Alumnus Peter Chan Lands Position as Stanford’s First Digital Archivist
San José State University School of Information alumnus Peter Chan recently started work as Stanford University Libraries’ first-ever Digital Archivist for the Manuscript Division, where he’s focusing on developing best practices for acquiring, capturing, processing, and describing born-digital materials.
The position is a career change for Chan, who previously worked as Vice President of Operations Planning & Support at Bank of America in Hong Kong. He also taught courses at the School of Accountancy in The Chinese University of Hong Kong.
Chan has always enjoyed learning about new technology, and he became intrigued by the problems posed by the preservation of digital records while working in the financial systems field. “My knowledge of old file formats and storage media helped me recognize the problems with accessing and preserving those files for the future,” said Chan, who holds an undergrad degree in accounting and a Masters of Business Administration. “This in turn aroused my interest to learn how to solve the problem.”
Chan, who graduated from iSchool in June 2008, created his own INFO 298 special studies project on DSpace to research how the open source software helps serve as a preservation repository.

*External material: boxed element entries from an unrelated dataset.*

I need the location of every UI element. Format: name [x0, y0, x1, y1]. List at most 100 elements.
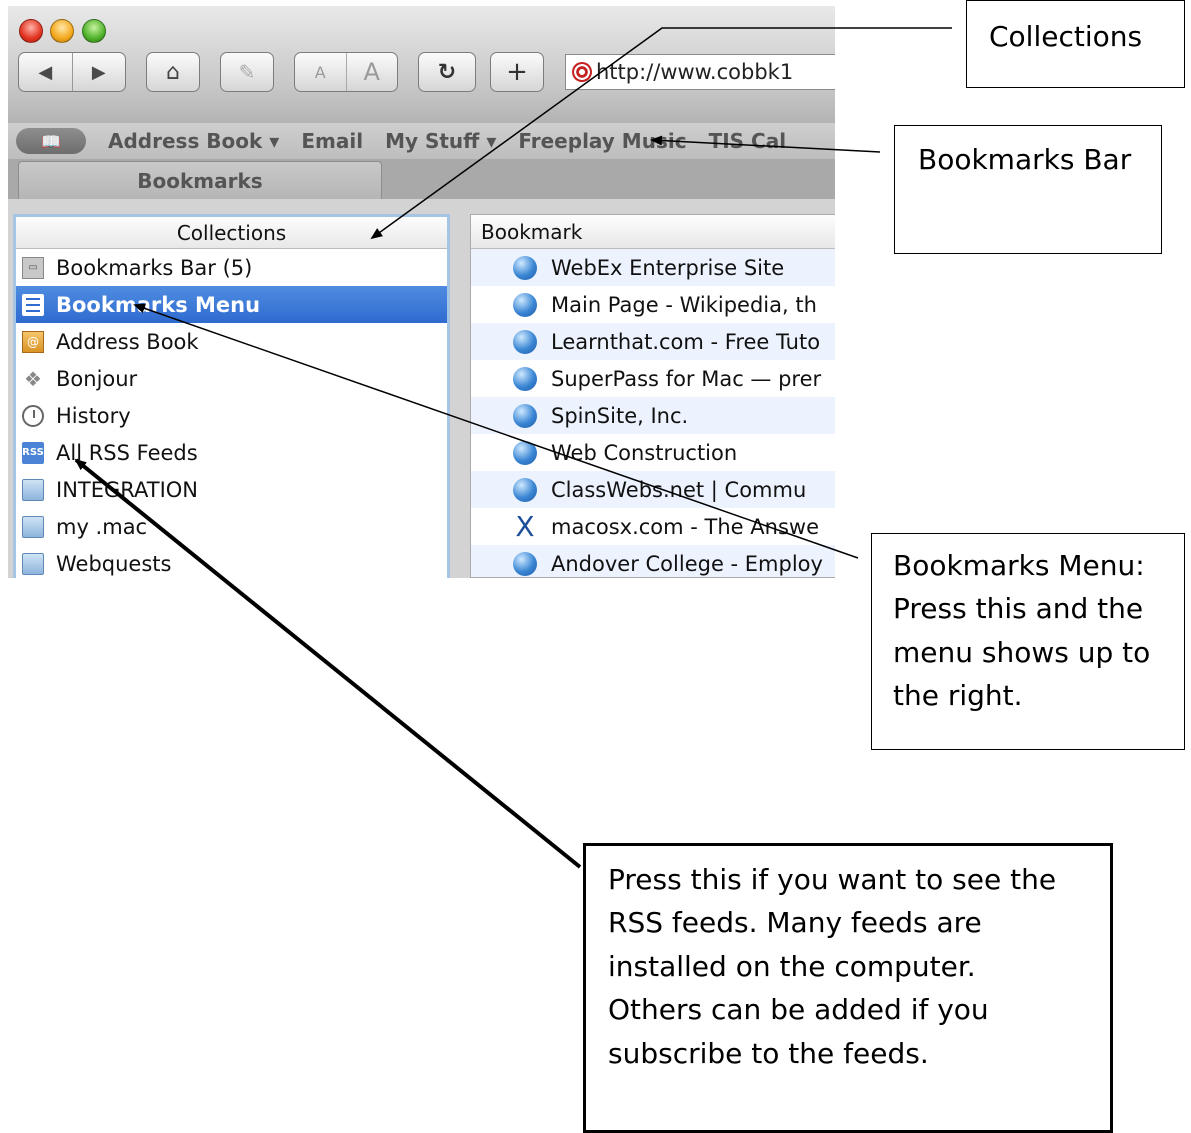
bookmark-title: SpinSite, Inc. [551, 403, 689, 428]
collection-item-history[interactable]: History [16, 397, 447, 434]
folder-icon [22, 552, 44, 575]
text-size-control: A A [294, 52, 398, 92]
callout-line: Press this and the [893, 592, 1144, 626]
bookmark-title: WebEx Enterprise Site [551, 255, 785, 280]
bookmark-title: Learnthat.com - Free Tuto [551, 329, 821, 354]
collection-label: my .mac [56, 514, 148, 539]
bookmark-row[interactable]: Learnthat.com - Free Tuto [471, 323, 835, 360]
edit-button[interactable]: ✎ [220, 52, 274, 92]
bookmark-title: Andover College - Employ [551, 551, 823, 576]
text-bigger-button[interactable]: A [347, 58, 398, 86]
bookmark-row[interactable]: SuperPass for Mac — prer [471, 360, 835, 397]
collection-item-my-mac[interactable]: my .mac [16, 508, 447, 545]
address-text: http://www.cobbk1 [596, 60, 794, 84]
callout-text: Bookmarks Bar [918, 143, 1132, 176]
address-book-icon: @ [22, 330, 44, 353]
minimize-window-button[interactable] [50, 19, 74, 43]
collection-item-bookmarks-bar[interactable]: ▭ Bookmarks Bar (5) [16, 249, 447, 286]
show-all-bookmarks-button[interactable]: 📖 [16, 128, 86, 154]
callout-bookmarks-menu: Bookmarks Menu: Press this and the menu … [871, 533, 1185, 750]
bookmark-row[interactable]: Main Page - Wikipedia, th [471, 286, 835, 323]
callout-collections: Collections [966, 0, 1185, 88]
bookmark-title: Main Page - Wikipedia, th [551, 292, 817, 317]
back-button[interactable]: ◀ [19, 62, 72, 83]
bookmarks-panes: Collections ▭ Bookmarks Bar (5) Bookmark… [8, 199, 835, 578]
collection-item-bonjour[interactable]: ❖ Bonjour [16, 360, 447, 397]
add-bookmark-button[interactable]: + [490, 52, 544, 92]
callout-line: Bookmarks Menu: [893, 549, 1145, 582]
callout-line: the right. [893, 679, 1023, 713]
collection-item-address-book[interactable]: @ Address Book [16, 323, 447, 360]
plus-icon: + [506, 57, 528, 87]
callout-line: RSS feeds. Many feeds are [608, 906, 982, 940]
history-icon [22, 404, 44, 427]
callout-rss-feeds: Press this if you want to see the RSS fe… [583, 843, 1113, 1133]
bookmarks-bar-item[interactable]: TIS Cal [709, 129, 786, 153]
folder-icon [22, 478, 44, 501]
collection-label: Bookmarks Menu [56, 292, 261, 317]
home-icon: ⌂ [166, 59, 180, 85]
globe-icon [513, 366, 537, 391]
callout-bookmarks-bar: Bookmarks Bar [894, 125, 1162, 254]
bookmark-row[interactable]: Web Construction [471, 434, 835, 471]
zoom-window-button[interactable] [82, 19, 106, 43]
collection-label: Address Book [56, 329, 199, 354]
collection-item-bookmarks-menu[interactable]: Bookmarks Menu [16, 286, 447, 323]
forward-button[interactable]: ▶ [73, 62, 126, 83]
bookmark-row[interactable]: SpinSite, Inc. [471, 397, 835, 434]
callout-line: subscribe to the feeds. [608, 1036, 929, 1070]
address-field[interactable]: http://www.cobbk1 [565, 54, 835, 90]
title-bar: ◀ ▶ ⌂ ✎ A A ↻ + http://www.cobbk1 [8, 6, 835, 124]
bookmark-row[interactable]: Xmacosx.com - The Answe [471, 508, 835, 545]
tab-bookmarks[interactable]: Bookmarks [18, 161, 382, 199]
callout-line: Others can be added if you [608, 993, 989, 1027]
globe-icon [513, 477, 537, 502]
bookmark-row[interactable]: Andover College - Employ [471, 545, 835, 577]
tab-bar: Bookmarks [8, 159, 835, 199]
collection-label: History [56, 403, 131, 428]
bookmark-title: macosx.com - The Answe [551, 514, 819, 539]
callout-line: Press this if you want to see the [608, 863, 1057, 896]
globe-icon [513, 329, 537, 354]
folder-icon [22, 515, 44, 538]
bookmark-list-pane: Bookmark WebEx Enterprise Site Main Page… [470, 214, 835, 578]
bookmarks-bar-item[interactable]: My Stuff ▾ [385, 129, 496, 153]
callout-text: Collections [989, 20, 1143, 53]
globe-icon [513, 403, 537, 428]
collections-header[interactable]: Collections [16, 217, 447, 249]
reload-button[interactable]: ↻ [418, 52, 476, 92]
reload-icon: ↻ [437, 59, 457, 85]
callout-line: menu shows up to [893, 635, 1151, 669]
home-button[interactable]: ⌂ [146, 52, 200, 92]
bookmarks-bar-icon: ▭ [22, 256, 44, 279]
bookmarks-bar-item[interactable]: Email [301, 129, 363, 153]
rss-icon: RSS [22, 441, 44, 464]
collection-item-integration[interactable]: INTEGRATION [16, 471, 447, 508]
bonjour-icon: ❖ [24, 366, 42, 391]
bookmarks-bar-item[interactable]: Freeplay Music [518, 129, 686, 153]
x-logo-icon: X [515, 509, 535, 543]
bookmark-list: WebEx Enterprise Site Main Page - Wikipe… [471, 249, 835, 577]
collection-label: Bonjour [56, 366, 138, 391]
globe-icon [513, 440, 537, 465]
collection-item-webquests[interactable]: Webquests [16, 545, 447, 578]
globe-icon [513, 292, 537, 317]
bookmark-row[interactable]: WebEx Enterprise Site [471, 249, 835, 286]
collection-item-all-rss-feeds[interactable]: RSS All RSS Feeds [16, 434, 447, 471]
safari-window: ◀ ▶ ⌂ ✎ A A ↻ + http://www.cobbk1 📖 Addr… [8, 6, 835, 578]
bookmarks-bar-item[interactable]: Address Book ▾ [108, 129, 279, 153]
globe-icon [513, 255, 537, 280]
close-window-button[interactable] [19, 19, 43, 43]
bookmark-title: Web Construction [551, 440, 738, 465]
text-smaller-button[interactable]: A [295, 63, 346, 82]
collections-pane: Collections ▭ Bookmarks Bar (5) Bookmark… [13, 214, 450, 578]
bookmark-column-header[interactable]: Bookmark [471, 215, 835, 249]
bookmark-row[interactable]: ClassWebs.net | Commu [471, 471, 835, 508]
pencil-icon: ✎ [238, 60, 256, 84]
callout-line: installed on the computer. [608, 949, 976, 983]
site-favicon-icon [572, 62, 592, 82]
open-book-icon: 📖 [41, 131, 61, 151]
back-forward-control: ◀ ▶ [18, 52, 126, 92]
collection-label: Webquests [56, 551, 172, 576]
collection-label: Bookmarks Bar (5) [56, 255, 253, 280]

He also started working part-time at Stanford while earning his MLIS degree at the iSchool. When he was first hired by Stanford, Chan’s job involved making backup copies of a collection that had some born digital files in a personal computer. Chan successfully lobbied to expand the scope of his job to do further processing of the digital files, such as migrating ones in obsolete formats to long-term preservation formats and separating files with restricted information. He went on to other projects that included merging the metadata of a map collection and processing a born digital collection with 200,000 files in a full-text search format to facilitate finding the program listing and correspondence related to the computer game “Adventure.”
Chan’s position at Stanford is funded through November 2011 by the Mellon Foundation. “The best thing about my job is the opportunity to establish best practices for digital archiving rather than just following an established procedure,” he said.